Cross-browser and device testing

  • [ ] Chrome (latest), Firefox (latest), Safari (latest)
  • [ ] iOS Safari on a real device or Simulator
  • [ ] Android Chrome on a real device or emulator
  • [ ] Windows high-contrast mode (for accessibility compliance)

Security

  • [ ] No sensitive data exposed in HTML source (API keys, tokens, credentials)
  • [ ] Content Security Policy header is configured
  • [ ] HTTPS is enforced with a valid certificate
  • [ ] External links use rel="noopener noreferrer"

Post-launch checklist

Within 48 hours of launch:

  • [ ] Core Web Vitals measured in Google Search Console or PageSpeed Insights
  • [ ] Analytics data is flowing — events are firing as expected
  • [ ] Error monitoring (Sentry or equivalent) shows no unexpected spikes
  • [ ] Lighthouse audit score is at or above pre-launch baseline
  • [ ] Crawl errors in Google Search Console are reviewed and resolved

Maintaining the checklist

A checklist that is never updated becomes a liability.
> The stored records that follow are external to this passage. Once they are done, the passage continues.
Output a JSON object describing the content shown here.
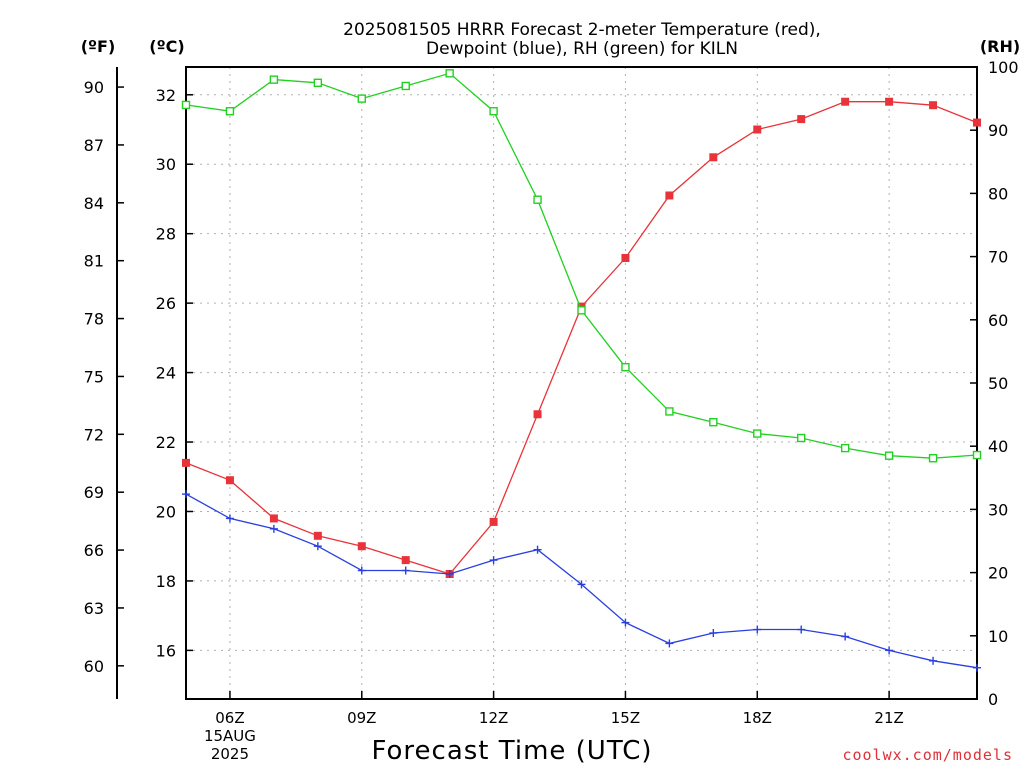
{
  "chart_data": {
    "type": "line",
    "title_line1": "2025081505 HRRR Forecast 2-meter Temperature (red),",
    "title_line2": "Dewpoint (blue), RH (green) for KILN",
    "unit_left_outer": "(ºF)",
    "unit_left_inner": "(ºC)",
    "unit_right": "(RH)",
    "xlabel": "Forecast Time (UTC)",
    "credit": "coolwx.com/models",
    "x_hours": [
      5,
      6,
      7,
      8,
      9,
      10,
      11,
      12,
      13,
      14,
      15,
      16,
      17,
      18,
      19,
      20,
      21,
      22,
      23
    ],
    "x_range": [
      5,
      23
    ],
    "x_ticks": [
      {
        "hour": 6,
        "label": "06Z",
        "sub1": "15AUG",
        "sub2": "2025"
      },
      {
        "hour": 9,
        "label": "09Z"
      },
      {
        "hour": 12,
        "label": "12Z"
      },
      {
        "hour": 15,
        "label": "15Z"
      },
      {
        "hour": 18,
        "label": "18Z"
      },
      {
        "hour": 21,
        "label": "21Z"
      }
    ],
    "ylim_c": [
      14.6,
      32.8
    ],
    "y_ticks_c": [
      16,
      18,
      20,
      22,
      24,
      26,
      28,
      30,
      32
    ],
    "y_ticks_f": [
      60,
      63,
      66,
      69,
      72,
      75,
      78,
      81,
      84,
      87,
      90
    ],
    "ylim_rh": [
      0,
      100
    ],
    "y_ticks_rh": [
      0,
      10,
      20,
      30,
      40,
      50,
      60,
      70,
      80,
      90,
      100
    ],
    "grid": true,
    "series": [
      {
        "name": "Temperature",
        "color": "#e8333a",
        "marker": "filled-square",
        "axis": "celsius",
        "values": [
          21.4,
          20.9,
          19.8,
          19.3,
          19.0,
          18.6,
          18.2,
          19.7,
          22.8,
          25.9,
          27.3,
          29.1,
          30.2,
          31.0,
          31.3,
          31.8,
          31.8,
          31.7,
          31.2
        ]
      },
      {
        "name": "Dewpoint",
        "color": "#2a3fe0",
        "marker": "plus",
        "axis": "celsius",
        "values": [
          20.5,
          19.8,
          19.5,
          19.0,
          18.3,
          18.3,
          18.2,
          18.6,
          18.9,
          17.9,
          16.8,
          16.2,
          16.5,
          16.6,
          16.6,
          16.4,
          16.0,
          15.7,
          15.5
        ]
      },
      {
        "name": "RH",
        "color": "#22d022",
        "marker": "open-square",
        "axis": "rh",
        "values": [
          94,
          93,
          98,
          97.5,
          95,
          97,
          99,
          93,
          79,
          61.5,
          52.5,
          45.5,
          43.8,
          42,
          41.3,
          39.7,
          38.5,
          38.1,
          38.6
        ]
      }
    ]
  }
}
Review it:

  • After any post-mortems that reveal a missed issue
  • When new tooling is added to the CI pipeline (items covered by automation can be removed)
  • At the start of each major project to verify it matches current product requirements

Conclusion

A release checklist is the connective tissue between disciplines. It does not replace code review, accessibility audits, or QA testing — it ensures that no category of quality is skipped in the handoffs between them. Keep it short enough to be used consistently and specific enough to be actionable.